Spesso, e non soltanto tra gli innamorati, “si gioca per vincere, ma chi vince è perduto”, come canta Francesco De Gregori nel brano Cardiologia: il che equivale a dire che quando gli dei lo vogliono punire realizzano tutti i sogni di un individuo. Infatti, sempre che i desideri soddisfatti siano motivo di autentica felicità, cosa gli resterà dopo?
Perdere per acquistare credito è il fondamento di tutte le mitologie romantiche dell’eroe bello e dannato. È lasciato dalla bellissima moglie, ma conquista l’amore della dolce e ingenua Nastasja, il perdente per antonomasia Pierre Bezuchov di Guerra e Pace1: ma non è questo forse il miglior guadagno per un’anima sensibile?

Anna Karenina2, l’emblema della donna perduta, esiliata dal consesso della buona società perché non ha resistito ai begli occhi del tenente Vronskj, non sarà forse capace di redimersi davanti al mondo con il suo ultimo gesto disperato? Un altro estremo esempio di successo personale, di vittoria di una perdente, e per di più donna, che sacrifica la vita e l’anima, ma riscatta il suo onore.
Nichilista negli anni della gioventù, e solo in seguito convertitosi alla religione, il romanziere russo dell’Ottocento troverà dopo la crisi mistica, verso la fine della sua esistenza, la soluzione dei suoi tormenti e dubbi: il paradosso si risolve per lui nella fede cristiana. Che è poi un modo per rispondere all’eterno dilemma, entro il quale si dipana il nostro essere nel mondo, tra l’ottimismo della volontà e il pessimismo della ragione.
Agire per contrastare povertà di mezzi e di spirito, schiavitù dal vizio e dall’alcol, sfruttamento dell’uomo sull’uomo, si sa, è quasi inutile. Anche se, di fronte agli irreparabili orrori della realtà, si può sempre, come indica Tolstoj sulla scia solidaristica evangelica, fare il bene per se stessi e per gli altri. Non per conquistarsi la ricompensa eterna, che non si può essere certi esistere, quanto per raggiungere la pace interiore e la serenità. Ed è forse proprio la scomparsa del valore di questi obiettivi ad aver messo la società contemporanea in bilico tra  ateismo devoto e laicismo senza idealità. 
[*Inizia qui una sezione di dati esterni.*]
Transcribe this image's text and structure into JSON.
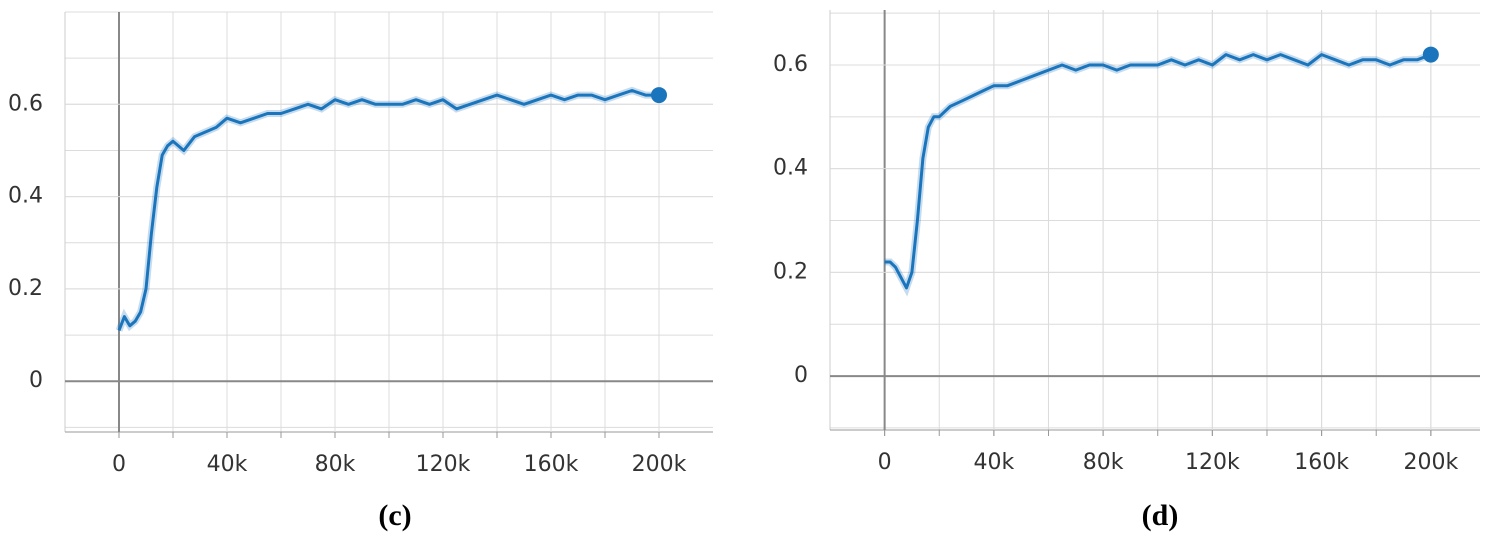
{
  "chart_data": [
    {
      "type": "line",
      "title": "(c)",
      "x": [
        0,
        2000,
        4000,
        6000,
        8000,
        10000,
        12000,
        14000,
        16000,
        18000,
        20000,
        24000,
        28000,
        32000,
        36000,
        40000,
        45000,
        50000,
        55000,
        60000,
        65000,
        70000,
        75000,
        80000,
        85000,
        90000,
        95000,
        100000,
        105000,
        110000,
        115000,
        120000,
        125000,
        130000,
        135000,
        140000,
        145000,
        150000,
        155000,
        160000,
        165000,
        170000,
        175000,
        180000,
        185000,
        190000,
        195000,
        200000
      ],
      "series": [
        {
          "color": "#1a75bc",
          "values": [
            0.11,
            0.14,
            0.12,
            0.13,
            0.15,
            0.2,
            0.32,
            0.42,
            0.49,
            0.51,
            0.52,
            0.5,
            0.53,
            0.54,
            0.55,
            0.57,
            0.56,
            0.57,
            0.58,
            0.58,
            0.59,
            0.6,
            0.59,
            0.61,
            0.6,
            0.61,
            0.6,
            0.6,
            0.6,
            0.61,
            0.6,
            0.61,
            0.59,
            0.6,
            0.61,
            0.62,
            0.61,
            0.6,
            0.61,
            0.62,
            0.61,
            0.62,
            0.62,
            0.61,
            0.62,
            0.63,
            0.62,
            0.62
          ]
        }
      ],
      "xlim": [
        -20000,
        220000
      ],
      "ylim": [
        -0.11,
        0.8
      ],
      "xticks": [
        0,
        {
          "value": 40000,
          "label": "40k"
        },
        {
          "value": 80000,
          "label": "80k"
        },
        {
          "value": 120000,
          "label": "120k"
        },
        {
          "value": 160000,
          "label": "160k"
        },
        {
          "value": 200000,
          "label": "200k"
        }
      ],
      "yticks": [
        0,
        0.2,
        0.4,
        0.6
      ],
      "grid": true
    },
    {
      "type": "line",
      "title": "(d)",
      "x": [
        0,
        2000,
        4000,
        6000,
        8000,
        10000,
        12000,
        14000,
        16000,
        18000,
        20000,
        24000,
        28000,
        32000,
        36000,
        40000,
        45000,
        50000,
        55000,
        60000,
        65000,
        70000,
        75000,
        80000,
        85000,
        90000,
        95000,
        100000,
        105000,
        110000,
        115000,
        120000,
        125000,
        130000,
        135000,
        140000,
        145000,
        150000,
        155000,
        160000,
        165000,
        170000,
        175000,
        180000,
        185000,
        190000,
        195000,
        200000
      ],
      "series": [
        {
          "color": "#1a75bc",
          "values": [
            0.22,
            0.22,
            0.21,
            0.19,
            0.17,
            0.2,
            0.3,
            0.42,
            0.48,
            0.5,
            0.5,
            0.52,
            0.53,
            0.54,
            0.55,
            0.56,
            0.56,
            0.57,
            0.58,
            0.59,
            0.6,
            0.59,
            0.6,
            0.6,
            0.59,
            0.6,
            0.6,
            0.6,
            0.61,
            0.6,
            0.61,
            0.6,
            0.62,
            0.61,
            0.62,
            0.61,
            0.62,
            0.61,
            0.6,
            0.62,
            0.61,
            0.6,
            0.61,
            0.61,
            0.6,
            0.61,
            0.61,
            0.62
          ]
        }
      ],
      "xlim": [
        -20000,
        218000
      ],
      "ylim": [
        -0.104,
        0.706
      ],
      "xticks": [
        0,
        {
          "value": 40000,
          "label": "40k"
        },
        {
          "value": 80000,
          "label": "80k"
        },
        {
          "value": 120000,
          "label": "120k"
        },
        {
          "value": 160000,
          "label": "160k"
        },
        {
          "value": 200000,
          "label": "200k"
        }
      ],
      "yticks": [
        0,
        0.2,
        0.4,
        0.6
      ],
      "grid": true
    }
  ]
}
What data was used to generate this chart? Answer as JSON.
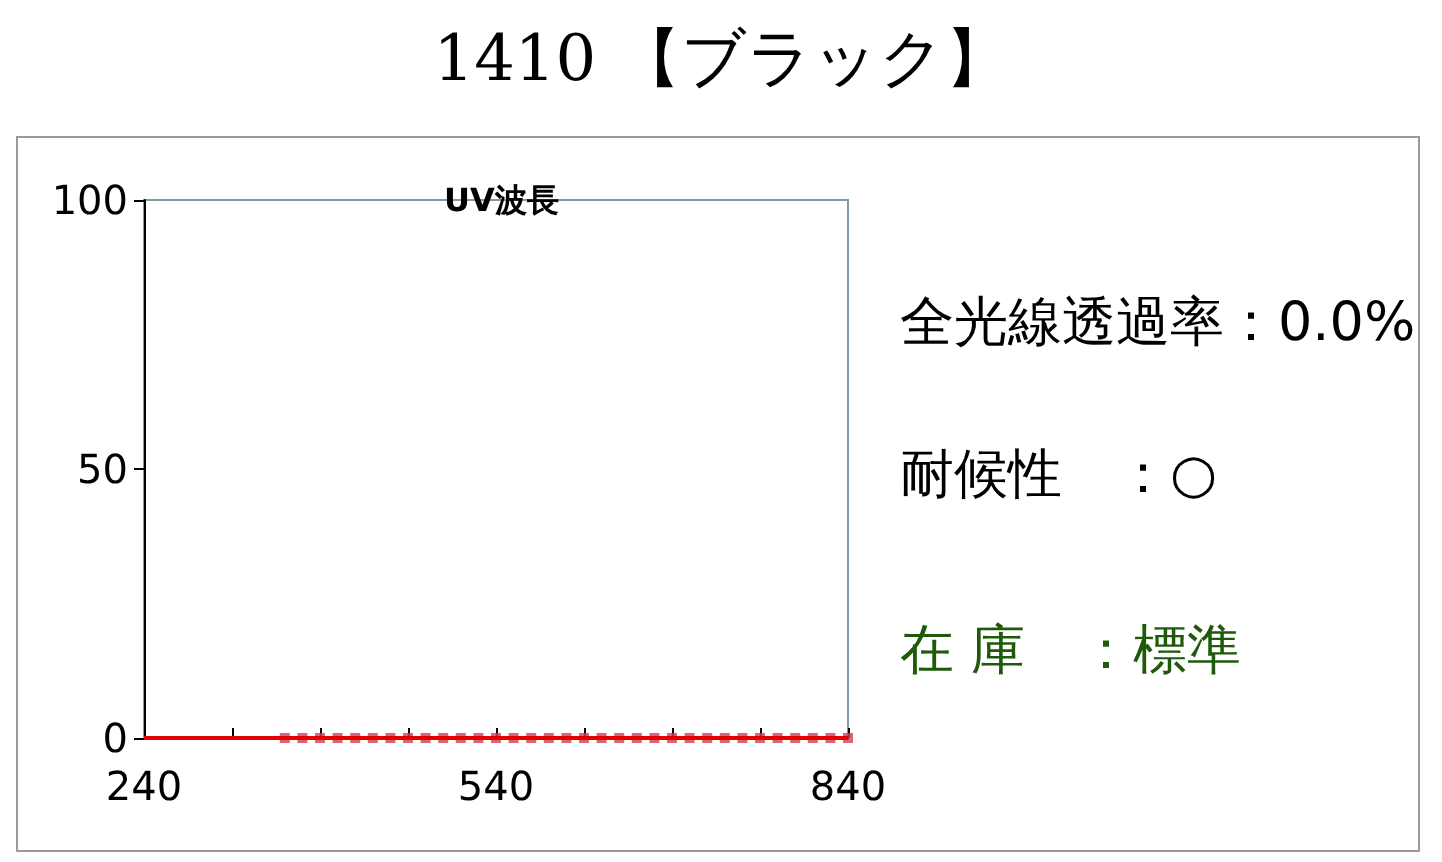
{
  "chart_data": {
    "type": "line",
    "title": "1410 【ブラック】",
    "xlim": [
      240,
      840
    ],
    "xticks": [
      240,
      {
        "value": 315,
        "label": null
      },
      {
        "value": 390,
        "label": null
      },
      {
        "value": 465,
        "label": null
      },
      540,
      {
        "value": 615,
        "label": null
      },
      {
        "value": 690,
        "label": null
      },
      {
        "value": 765,
        "label": null
      },
      840
    ],
    "ylim": [
      0,
      100
    ],
    "yticks": [
      0,
      50,
      100
    ],
    "grid": false,
    "series": [
      {
        "marker": "none",
        "color": "#e00000",
        "x": [
          240,
          840
        ],
        "values": [
          0,
          0
        ]
      },
      {
        "type": "scatter",
        "marker": "square",
        "color": "#d04050",
        "x": [
          360,
          375,
          390,
          405,
          420,
          435,
          450,
          465,
          480,
          495,
          510,
          525,
          540,
          555,
          570,
          585,
          600,
          615,
          630,
          645,
          660,
          675,
          690,
          705,
          720,
          735,
          750,
          765,
          780,
          795,
          810,
          825,
          840
        ],
        "values": [
          0,
          0,
          0,
          0,
          0,
          0,
          0,
          0,
          0,
          0,
          0,
          0,
          0,
          0,
          0,
          0,
          0,
          0,
          0,
          0,
          0,
          0,
          0,
          0,
          0,
          0,
          0,
          0,
          0,
          0,
          0,
          0,
          0
        ]
      }
    ],
    "annotations": [
      "UV波長",
      "全光線透過率：0.0%",
      "耐候性　：○",
      "在 庫　：標準"
    ]
  }
}
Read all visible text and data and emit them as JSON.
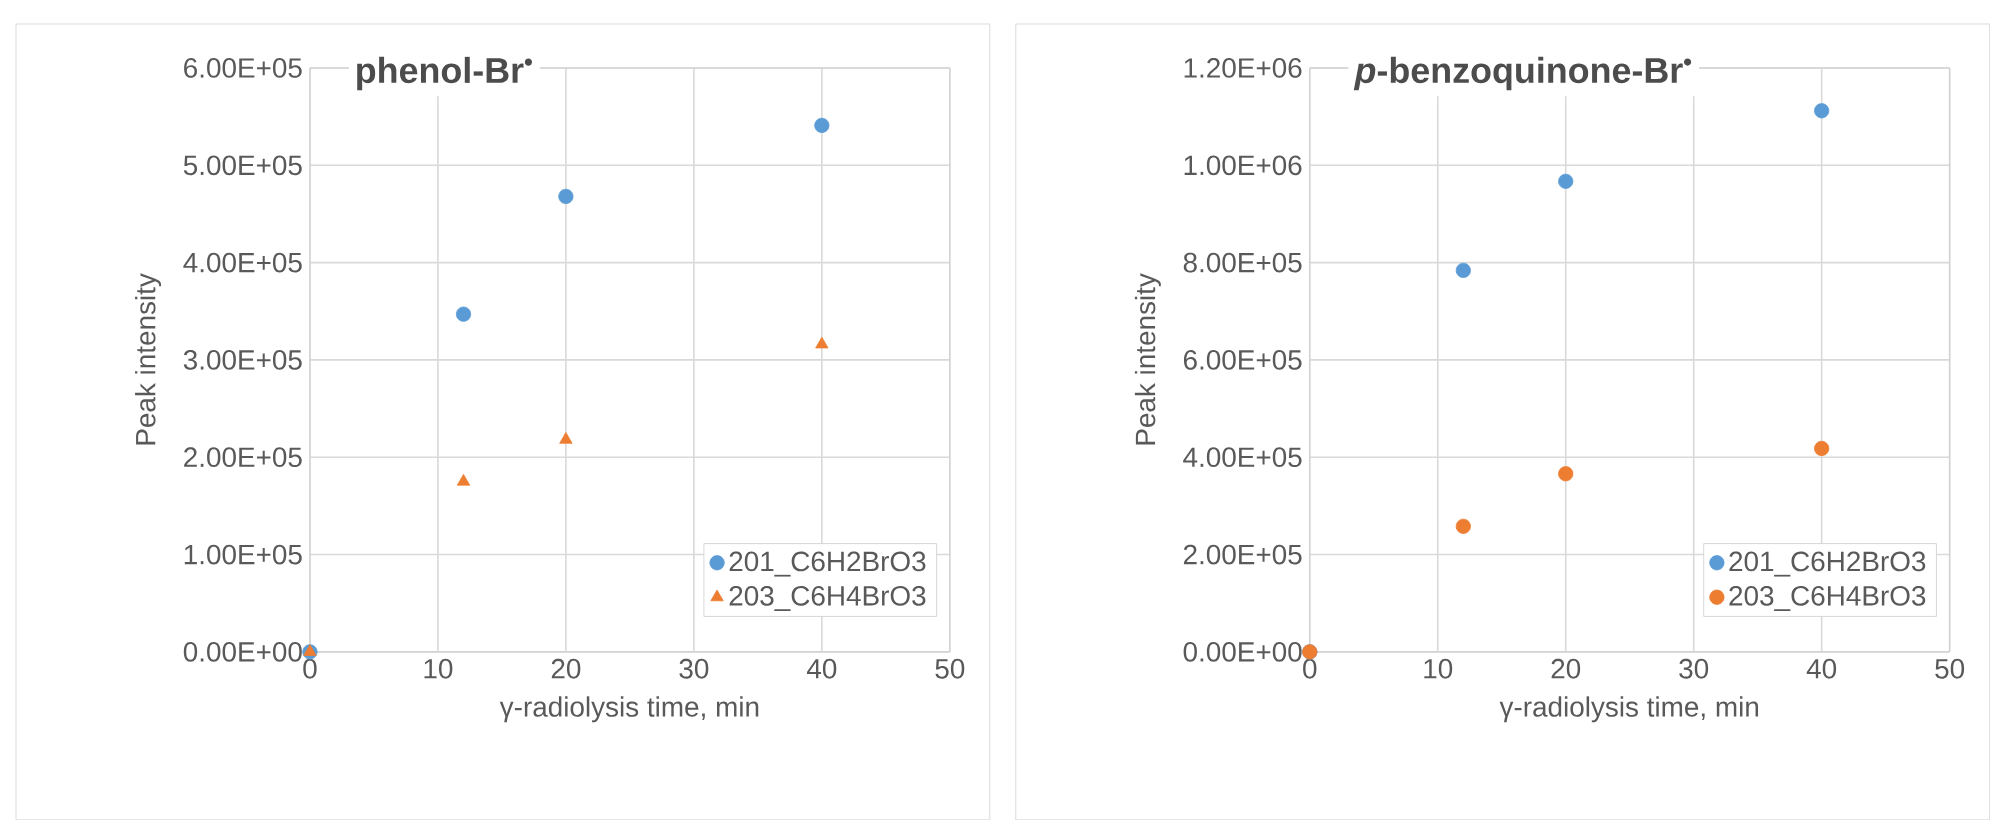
{
  "chart_data": [
    {
      "type": "scatter",
      "title": "phenol-Br$^{•}$",
      "xlabel": "γ-radiolysis time, min",
      "ylabel": "Peak intensity",
      "x": [
        0,
        12,
        20,
        40
      ],
      "series": [
        {
          "name": "201_C6H2BrO3",
          "color": "#5b9bd5",
          "marker": "circle",
          "values": [
            0,
            347000,
            468000,
            541000
          ]
        },
        {
          "name": "203_C6H4BrO3",
          "color": "#ed7d31",
          "marker": "triangle",
          "values": [
            0,
            175000,
            218000,
            316000
          ]
        }
      ],
      "xlim": [
        0,
        50
      ],
      "xticks": [
        0,
        10,
        20,
        30,
        40,
        50
      ],
      "ylim": [
        0,
        600000
      ],
      "yticks": [
        {
          "value": 0,
          "label": "0.00E+00"
        },
        {
          "value": 100000,
          "label": "1.00E+05"
        },
        {
          "value": 200000,
          "label": "2.00E+05"
        },
        {
          "value": 300000,
          "label": "3.00E+05"
        },
        {
          "value": 400000,
          "label": "4.00E+05"
        },
        {
          "value": 500000,
          "label": "5.00E+05"
        },
        {
          "value": 600000,
          "label": "6.00E+05"
        }
      ],
      "grid": true,
      "legend": "bottom right"
    },
    {
      "type": "scatter",
      "title": "*p*-benzoquinone-Br$^{•}$",
      "xlabel": "γ-radiolysis time, min",
      "ylabel": "Peak intensity",
      "x": [
        0,
        12,
        20,
        40
      ],
      "series": [
        {
          "name": "201_C6H2BrO3",
          "color": "#5b9bd5",
          "marker": "circle",
          "values": [
            0,
            784000,
            967000,
            1112000
          ]
        },
        {
          "name": "203_C6H4BrO3",
          "color": "#ed7d31",
          "marker": "circle",
          "values": [
            0,
            258000,
            366000,
            418000
          ]
        }
      ],
      "xlim": [
        0,
        50
      ],
      "xticks": [
        0,
        10,
        20,
        30,
        40,
        50
      ],
      "ylim": [
        0,
        1200000
      ],
      "yticks": [
        {
          "value": 0,
          "label": "0.00E+00"
        },
        {
          "value": 200000,
          "label": "2.00E+05"
        },
        {
          "value": 400000,
          "label": "4.00E+05"
        },
        {
          "value": 600000,
          "label": "6.00E+05"
        },
        {
          "value": 800000,
          "label": "8.00E+05"
        },
        {
          "value": 1000000,
          "label": "1.00E+06"
        },
        {
          "value": 1200000,
          "label": "1.20E+06"
        }
      ],
      "grid": true,
      "legend": "bottom right"
    }
  ]
}
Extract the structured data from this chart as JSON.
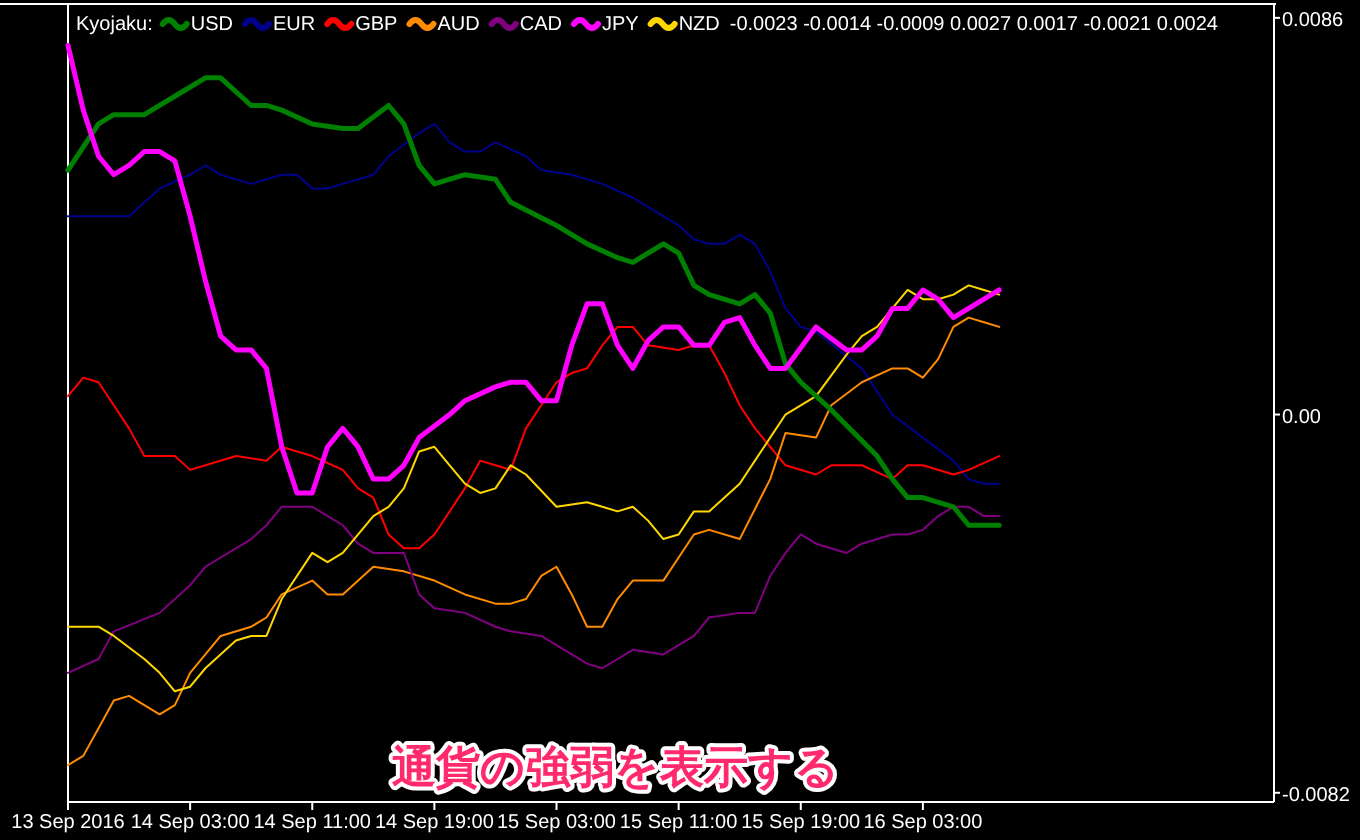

Invece i personaggi di Tolstoj sapevano bene che una sfortunata mano di poker poteva significare la rovina di un giocatore; e una carestia, un aumento dei tributi da pagare per continuare a lavorare, o il richiamo alla ferma militare - che a quell’epoca in Russia durava venticinque anni e oltre - portare la disperazione anche nelle case dei più timorati mužjkì, i contadini legati alla terra del padrone, che vedevano così svanire quel minimo di benessere materiale su cui si fondava anche la loro rettitudine morale. Ma sapevano anche che dedicare la propria vita a Dio, pensando agli uomini, è meno santo che dedicare la vita agli uomini, unico modo per pensare veramente a Dio.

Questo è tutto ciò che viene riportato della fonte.